Interpretive Summary: Genomic selection, a breeding method that promises to accelerate rates of genetic gain, requires dense, genome-wide marker data. Genotyping-by-sequencing can generate such a large number of markers. However, these markers typically have a large proportion of missing data. Missing data can be filled in using a process called imputation for which algorithms have been developed for species that have been sequenced. That sequence enables markers to be ordered. Algorithms suited for unordered markers have not been rigorously evaluated. Using four empirical datasets, we evaluated and characterized four imputation methods (k-nearest neighbors, singular value decomposition, random forest regression, and expectation maximization) in terms of their imputation accuracies and the factors affecting accuracy. The effect of excluding markers with a large proportion of missing data on the genomic selection accuracy was also examined. Our results show that imputation of unordered markers can be accurate especially when linkage disequilibrium between markers is high, and genotyped individuals are related. Of the methods evaluated, random forest regression imputation produced superior accuracy. All four imputation methods we evaluated led to improved genomic selection accuracies when the level of missing data was high. Including rather than excluding markers with a large proportion of missing data nearly always led to greater GS accuracies. We conclude that high levels of missing data in dense marker sets is not a major obstacle for genomic selection, even when marker order is not known.
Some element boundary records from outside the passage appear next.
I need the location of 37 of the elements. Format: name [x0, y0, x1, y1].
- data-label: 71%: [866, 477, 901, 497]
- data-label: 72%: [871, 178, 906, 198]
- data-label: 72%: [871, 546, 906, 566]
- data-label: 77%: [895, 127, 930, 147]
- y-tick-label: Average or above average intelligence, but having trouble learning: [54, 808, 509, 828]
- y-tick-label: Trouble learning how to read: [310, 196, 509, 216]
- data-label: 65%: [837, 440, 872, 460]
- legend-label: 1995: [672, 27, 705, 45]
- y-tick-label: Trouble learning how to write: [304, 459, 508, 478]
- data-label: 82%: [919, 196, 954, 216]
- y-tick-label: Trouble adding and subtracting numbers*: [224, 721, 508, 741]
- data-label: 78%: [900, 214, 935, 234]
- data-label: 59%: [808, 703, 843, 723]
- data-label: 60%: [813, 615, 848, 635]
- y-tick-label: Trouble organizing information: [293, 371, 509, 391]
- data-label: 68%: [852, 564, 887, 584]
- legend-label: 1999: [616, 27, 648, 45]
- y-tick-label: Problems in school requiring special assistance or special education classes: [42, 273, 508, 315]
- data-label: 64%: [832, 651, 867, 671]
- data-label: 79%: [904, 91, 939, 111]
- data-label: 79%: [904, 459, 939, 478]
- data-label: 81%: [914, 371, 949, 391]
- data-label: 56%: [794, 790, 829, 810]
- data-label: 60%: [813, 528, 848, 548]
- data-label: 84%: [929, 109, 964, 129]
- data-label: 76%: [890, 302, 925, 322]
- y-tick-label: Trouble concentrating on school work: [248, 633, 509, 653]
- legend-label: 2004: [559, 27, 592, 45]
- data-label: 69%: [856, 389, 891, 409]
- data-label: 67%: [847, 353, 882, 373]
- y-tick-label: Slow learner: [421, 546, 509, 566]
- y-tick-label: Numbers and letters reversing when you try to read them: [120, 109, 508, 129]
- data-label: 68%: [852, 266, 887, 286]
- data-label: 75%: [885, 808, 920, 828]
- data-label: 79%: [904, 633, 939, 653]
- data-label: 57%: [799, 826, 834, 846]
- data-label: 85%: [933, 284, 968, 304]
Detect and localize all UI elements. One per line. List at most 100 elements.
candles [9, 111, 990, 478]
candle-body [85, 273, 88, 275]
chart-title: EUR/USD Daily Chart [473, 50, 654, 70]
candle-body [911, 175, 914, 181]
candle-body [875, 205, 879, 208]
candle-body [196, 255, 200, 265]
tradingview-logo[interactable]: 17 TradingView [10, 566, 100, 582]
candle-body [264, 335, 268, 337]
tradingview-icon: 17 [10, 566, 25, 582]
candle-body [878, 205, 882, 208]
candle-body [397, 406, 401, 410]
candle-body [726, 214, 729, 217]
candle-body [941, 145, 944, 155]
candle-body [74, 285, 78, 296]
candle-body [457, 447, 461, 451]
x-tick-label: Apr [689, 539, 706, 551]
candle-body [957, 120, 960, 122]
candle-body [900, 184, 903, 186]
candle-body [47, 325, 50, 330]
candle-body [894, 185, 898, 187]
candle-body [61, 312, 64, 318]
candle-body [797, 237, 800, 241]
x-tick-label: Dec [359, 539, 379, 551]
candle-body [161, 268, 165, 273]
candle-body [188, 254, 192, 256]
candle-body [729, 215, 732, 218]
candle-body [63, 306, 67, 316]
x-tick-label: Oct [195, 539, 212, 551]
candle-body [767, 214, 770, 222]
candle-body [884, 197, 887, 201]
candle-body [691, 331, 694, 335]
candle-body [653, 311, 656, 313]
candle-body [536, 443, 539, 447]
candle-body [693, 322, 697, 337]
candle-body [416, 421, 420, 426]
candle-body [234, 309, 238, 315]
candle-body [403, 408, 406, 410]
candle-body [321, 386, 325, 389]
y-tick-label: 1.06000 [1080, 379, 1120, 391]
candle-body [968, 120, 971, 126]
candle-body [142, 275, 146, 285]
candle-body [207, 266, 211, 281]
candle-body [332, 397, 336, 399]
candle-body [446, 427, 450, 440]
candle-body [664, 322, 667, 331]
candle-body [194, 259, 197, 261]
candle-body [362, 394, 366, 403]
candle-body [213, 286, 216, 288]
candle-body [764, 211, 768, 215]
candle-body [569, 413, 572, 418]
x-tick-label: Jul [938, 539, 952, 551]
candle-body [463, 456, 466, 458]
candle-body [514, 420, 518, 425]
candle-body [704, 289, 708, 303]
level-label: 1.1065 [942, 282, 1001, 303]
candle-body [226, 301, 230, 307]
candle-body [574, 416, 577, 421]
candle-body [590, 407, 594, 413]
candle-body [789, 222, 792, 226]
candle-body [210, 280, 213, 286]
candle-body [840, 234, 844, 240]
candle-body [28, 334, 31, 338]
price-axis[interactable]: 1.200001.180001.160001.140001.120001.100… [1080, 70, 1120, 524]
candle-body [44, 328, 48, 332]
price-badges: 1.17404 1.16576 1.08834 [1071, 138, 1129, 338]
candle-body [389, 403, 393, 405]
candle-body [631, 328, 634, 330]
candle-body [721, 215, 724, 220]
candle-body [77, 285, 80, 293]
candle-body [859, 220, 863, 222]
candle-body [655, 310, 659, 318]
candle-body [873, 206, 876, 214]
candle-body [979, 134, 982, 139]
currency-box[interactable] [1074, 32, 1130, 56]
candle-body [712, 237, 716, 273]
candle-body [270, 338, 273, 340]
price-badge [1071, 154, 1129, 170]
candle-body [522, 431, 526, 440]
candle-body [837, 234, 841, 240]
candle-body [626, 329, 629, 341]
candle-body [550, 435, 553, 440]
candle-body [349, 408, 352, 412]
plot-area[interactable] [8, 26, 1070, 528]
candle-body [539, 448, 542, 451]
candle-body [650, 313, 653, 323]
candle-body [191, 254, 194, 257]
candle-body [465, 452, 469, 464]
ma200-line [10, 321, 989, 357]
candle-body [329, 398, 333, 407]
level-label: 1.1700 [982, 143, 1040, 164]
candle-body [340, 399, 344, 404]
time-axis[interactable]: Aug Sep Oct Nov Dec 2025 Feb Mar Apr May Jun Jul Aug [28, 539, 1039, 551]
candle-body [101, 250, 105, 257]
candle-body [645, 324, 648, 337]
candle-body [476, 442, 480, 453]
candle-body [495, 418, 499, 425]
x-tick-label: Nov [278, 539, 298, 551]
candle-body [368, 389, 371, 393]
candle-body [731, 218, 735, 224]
Technical Abstract: Genomic selection, a breeding method that promises to accelerate rates of genetic gain, requires dense, genome-wide marker data. Genotyping-by-sequencing can generate a large number of de novo markers. However, without a reference genome, these markers are unordered and typically have a large proportion of missing data. Because marker imputation algorithms were developed for species with a reference genome, algorithms suited for unordered markers have not been rigorously evaluated. Using four empirical datasets, we evaluate and characterize four such imputation methods referred to as k-nearest neighbors, singular value decomposition, random forest regression, and expectation maximization imputation in terms of their imputation accuracies and the factors affecting accuracy. The effect of imputation method on the genomic selection accuracy is assessed in comparison with mean imputation. The effect of excluding markers with a large proportion of missing data on the genomic selection accuracy is also examined. Our results show that imputation of unordered markers can be accurate especially when linkage disequilibrium between markers is high, and genotyped individuals are related. Of the methods evaluated, random forest regression imputation produced superior accuracy. In comparison with mean imputation, all four imputation methods we evaluated led to higher genomic selection accuracies when the level of missing data was high. Including rather than excluding markers with a large proportion of missing data nearly always led to greater GS accuracies. We conclude that high levels of missing data in dense marker sets is not a major obstacle for genomic selection, even when marker order is not known.